A team of Canadian researchers has recently debunked a surgical treatment that has been pioneered in Europe, which was previously sought out by thousands of desperate people with multiple sclerosis. Since its emergence in 2009, thousands of people with MS have undergone the so-called "liberation therapy, hoping that it could possibly put an end to Multiple Sclerosis with just a one-time medical procedure. Devised by an Italian surgeon Dr. Paolo Zamboni, the "Liberation therapy" has then been used in order to widen narrowed veins from the brain and spinal cord, suggesting that the neurological disease could be triggered by a build-up of iron where the blood did not flow freely.
Debunking The 'Liberation Therapy'
In one of his statements reported by Science Daily, Dr. Anthony Traboulsee, a UBC Associate Professor of Neurology and Director of the MS Clinic at the Djavad Mowafaghian Centre for Brain Health says that considering the fact that the findings were obtained from a carefully controlled, gold standard study, it will now hopefully convince people with MS not to pursue liberation therapy, which is found to be an invasive procedure that carries the risk of complications, as well as significant financial cost. On a lighter note, however, the UBC Associate Professor said that there is a range of drug treatments for MS that have been proven, through rigorous studies, to be safe and effective at slowing the disease progression. In conducting the study, the research team allegedly performed the vein-widening venoplasty procedure on 49 people, wherein a catheter is being inserted, thus inflating their veins with a small balloon and a "sham" operation on 55 others, who just had the catheter insertion where it has turned out that after a year, it was found that no difference has been created between the disease progression of the two groups.

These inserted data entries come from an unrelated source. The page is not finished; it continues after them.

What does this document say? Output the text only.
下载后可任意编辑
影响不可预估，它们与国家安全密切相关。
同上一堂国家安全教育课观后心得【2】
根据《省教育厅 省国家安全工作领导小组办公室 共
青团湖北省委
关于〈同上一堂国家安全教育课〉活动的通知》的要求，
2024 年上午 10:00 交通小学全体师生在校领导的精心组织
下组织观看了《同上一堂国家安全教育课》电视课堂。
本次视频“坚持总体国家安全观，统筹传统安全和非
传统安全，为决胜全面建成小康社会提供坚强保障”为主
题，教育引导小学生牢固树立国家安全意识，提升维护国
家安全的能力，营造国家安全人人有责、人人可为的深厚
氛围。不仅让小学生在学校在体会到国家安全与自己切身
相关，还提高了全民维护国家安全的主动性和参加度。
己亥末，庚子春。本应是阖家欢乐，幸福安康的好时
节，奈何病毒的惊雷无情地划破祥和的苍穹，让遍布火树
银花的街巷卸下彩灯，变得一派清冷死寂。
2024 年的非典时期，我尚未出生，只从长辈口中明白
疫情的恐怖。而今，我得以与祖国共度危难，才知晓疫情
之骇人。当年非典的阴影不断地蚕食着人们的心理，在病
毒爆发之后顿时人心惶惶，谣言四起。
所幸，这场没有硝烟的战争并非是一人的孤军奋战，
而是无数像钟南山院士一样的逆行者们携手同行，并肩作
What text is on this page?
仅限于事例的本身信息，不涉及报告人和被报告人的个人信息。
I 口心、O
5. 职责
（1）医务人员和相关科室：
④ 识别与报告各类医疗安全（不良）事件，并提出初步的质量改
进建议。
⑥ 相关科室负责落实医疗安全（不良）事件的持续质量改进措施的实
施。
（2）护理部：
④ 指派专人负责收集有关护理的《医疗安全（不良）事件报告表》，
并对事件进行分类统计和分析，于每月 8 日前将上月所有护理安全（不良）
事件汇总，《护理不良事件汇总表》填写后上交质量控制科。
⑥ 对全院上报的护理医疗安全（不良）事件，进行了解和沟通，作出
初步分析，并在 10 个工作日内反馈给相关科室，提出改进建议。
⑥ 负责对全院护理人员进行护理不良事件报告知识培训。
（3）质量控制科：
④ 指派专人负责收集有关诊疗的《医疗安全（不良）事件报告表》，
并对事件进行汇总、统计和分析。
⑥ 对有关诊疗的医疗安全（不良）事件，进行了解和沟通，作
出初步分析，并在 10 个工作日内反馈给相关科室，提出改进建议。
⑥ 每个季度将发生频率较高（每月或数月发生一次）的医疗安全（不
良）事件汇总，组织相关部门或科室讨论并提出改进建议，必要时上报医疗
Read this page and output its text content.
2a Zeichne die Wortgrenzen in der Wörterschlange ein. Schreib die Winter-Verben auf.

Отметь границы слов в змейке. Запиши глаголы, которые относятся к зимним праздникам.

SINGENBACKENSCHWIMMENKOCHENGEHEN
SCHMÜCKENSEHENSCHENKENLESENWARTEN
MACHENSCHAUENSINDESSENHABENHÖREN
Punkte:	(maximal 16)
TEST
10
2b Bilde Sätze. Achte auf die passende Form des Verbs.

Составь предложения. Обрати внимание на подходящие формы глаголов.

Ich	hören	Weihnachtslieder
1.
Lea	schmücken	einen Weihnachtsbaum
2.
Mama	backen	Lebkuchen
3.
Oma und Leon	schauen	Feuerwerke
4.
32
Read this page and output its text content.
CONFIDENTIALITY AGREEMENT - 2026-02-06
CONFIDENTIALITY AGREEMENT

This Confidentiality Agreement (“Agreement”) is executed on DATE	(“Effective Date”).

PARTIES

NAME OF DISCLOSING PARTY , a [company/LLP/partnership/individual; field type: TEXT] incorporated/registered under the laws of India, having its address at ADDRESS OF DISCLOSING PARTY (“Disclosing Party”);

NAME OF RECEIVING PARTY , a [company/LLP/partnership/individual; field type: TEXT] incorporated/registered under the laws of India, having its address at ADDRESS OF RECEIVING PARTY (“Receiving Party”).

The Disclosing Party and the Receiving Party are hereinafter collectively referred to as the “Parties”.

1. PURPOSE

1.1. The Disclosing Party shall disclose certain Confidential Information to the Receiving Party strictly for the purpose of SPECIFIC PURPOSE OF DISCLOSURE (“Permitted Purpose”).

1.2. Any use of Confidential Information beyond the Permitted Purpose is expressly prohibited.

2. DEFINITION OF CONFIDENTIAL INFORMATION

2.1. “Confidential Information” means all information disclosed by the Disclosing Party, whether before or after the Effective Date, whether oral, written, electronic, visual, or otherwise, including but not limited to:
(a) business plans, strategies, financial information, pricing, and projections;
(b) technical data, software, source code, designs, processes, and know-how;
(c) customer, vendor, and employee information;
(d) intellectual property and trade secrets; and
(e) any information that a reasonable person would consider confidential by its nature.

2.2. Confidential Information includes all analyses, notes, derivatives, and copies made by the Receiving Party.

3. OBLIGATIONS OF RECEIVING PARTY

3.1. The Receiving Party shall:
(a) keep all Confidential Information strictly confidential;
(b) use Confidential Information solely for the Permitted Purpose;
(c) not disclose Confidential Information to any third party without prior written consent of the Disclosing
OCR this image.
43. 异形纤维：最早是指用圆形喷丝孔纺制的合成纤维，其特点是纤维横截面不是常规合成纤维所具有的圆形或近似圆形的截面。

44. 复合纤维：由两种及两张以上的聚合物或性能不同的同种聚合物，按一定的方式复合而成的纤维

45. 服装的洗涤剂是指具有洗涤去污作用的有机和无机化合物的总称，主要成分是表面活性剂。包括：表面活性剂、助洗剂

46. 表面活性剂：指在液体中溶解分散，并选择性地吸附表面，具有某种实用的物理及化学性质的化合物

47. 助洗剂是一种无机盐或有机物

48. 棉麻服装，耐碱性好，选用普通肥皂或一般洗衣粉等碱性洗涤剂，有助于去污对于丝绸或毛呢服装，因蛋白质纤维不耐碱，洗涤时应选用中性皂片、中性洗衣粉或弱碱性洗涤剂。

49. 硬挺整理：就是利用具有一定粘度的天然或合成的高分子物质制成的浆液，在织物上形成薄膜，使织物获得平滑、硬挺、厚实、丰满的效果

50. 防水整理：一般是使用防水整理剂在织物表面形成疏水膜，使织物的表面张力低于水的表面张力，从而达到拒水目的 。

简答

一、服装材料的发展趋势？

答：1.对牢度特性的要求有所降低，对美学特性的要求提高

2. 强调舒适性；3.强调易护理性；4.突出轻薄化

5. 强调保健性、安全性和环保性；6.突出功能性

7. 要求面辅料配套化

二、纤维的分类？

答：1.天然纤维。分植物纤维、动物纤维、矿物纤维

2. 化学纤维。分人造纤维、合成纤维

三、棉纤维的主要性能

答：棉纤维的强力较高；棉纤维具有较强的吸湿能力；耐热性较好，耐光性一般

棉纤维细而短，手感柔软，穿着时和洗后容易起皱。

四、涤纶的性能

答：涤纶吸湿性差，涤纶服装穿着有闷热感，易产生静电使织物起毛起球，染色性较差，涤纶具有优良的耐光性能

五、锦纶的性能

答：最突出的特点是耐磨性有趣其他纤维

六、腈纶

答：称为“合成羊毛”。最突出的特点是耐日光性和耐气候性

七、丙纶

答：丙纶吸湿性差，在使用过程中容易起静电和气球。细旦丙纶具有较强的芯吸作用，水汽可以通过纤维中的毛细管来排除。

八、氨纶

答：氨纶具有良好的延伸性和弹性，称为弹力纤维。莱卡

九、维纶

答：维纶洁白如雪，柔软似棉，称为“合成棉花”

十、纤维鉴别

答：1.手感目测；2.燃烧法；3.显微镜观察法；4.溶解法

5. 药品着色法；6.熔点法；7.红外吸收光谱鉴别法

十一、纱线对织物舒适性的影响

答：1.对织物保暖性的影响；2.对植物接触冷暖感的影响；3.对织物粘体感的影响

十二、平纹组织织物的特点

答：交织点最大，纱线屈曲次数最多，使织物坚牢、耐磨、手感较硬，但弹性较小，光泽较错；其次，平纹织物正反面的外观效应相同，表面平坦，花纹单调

However, according to The Guardian, despite the released findings backed by previous studies in 2013, Traboulsee said that people are still seeking liberation therapy. Furthermore, a significant number of European and Canadian patients who has learned of those anecdotal results through the news media, have reportedly asked for imaging of their veins and subsequent venoplasty. In addition, almost all Canadian physicians, who have cited the lack of supporting evidence, would not perform it, while also prompting some patients to seek the treatment in the U.S., Latin America, and Eastern Europe, if they insist on doing so.
Study's Proposition
Meanwhile, Traboulsee's team has presented their findings last Wednesday at the Society for Interventional Radiology's annual meeting in Washington. As per the research team, their next steps are to publish their findings. Ultimately, Timothy Caulfield, the Canada research chair in health law and policy at the University of Alberta and an expert in quack medicine hopes that this will be the end of it considering that Canada has been considered as one of the countries with most affected populations of MS in the world.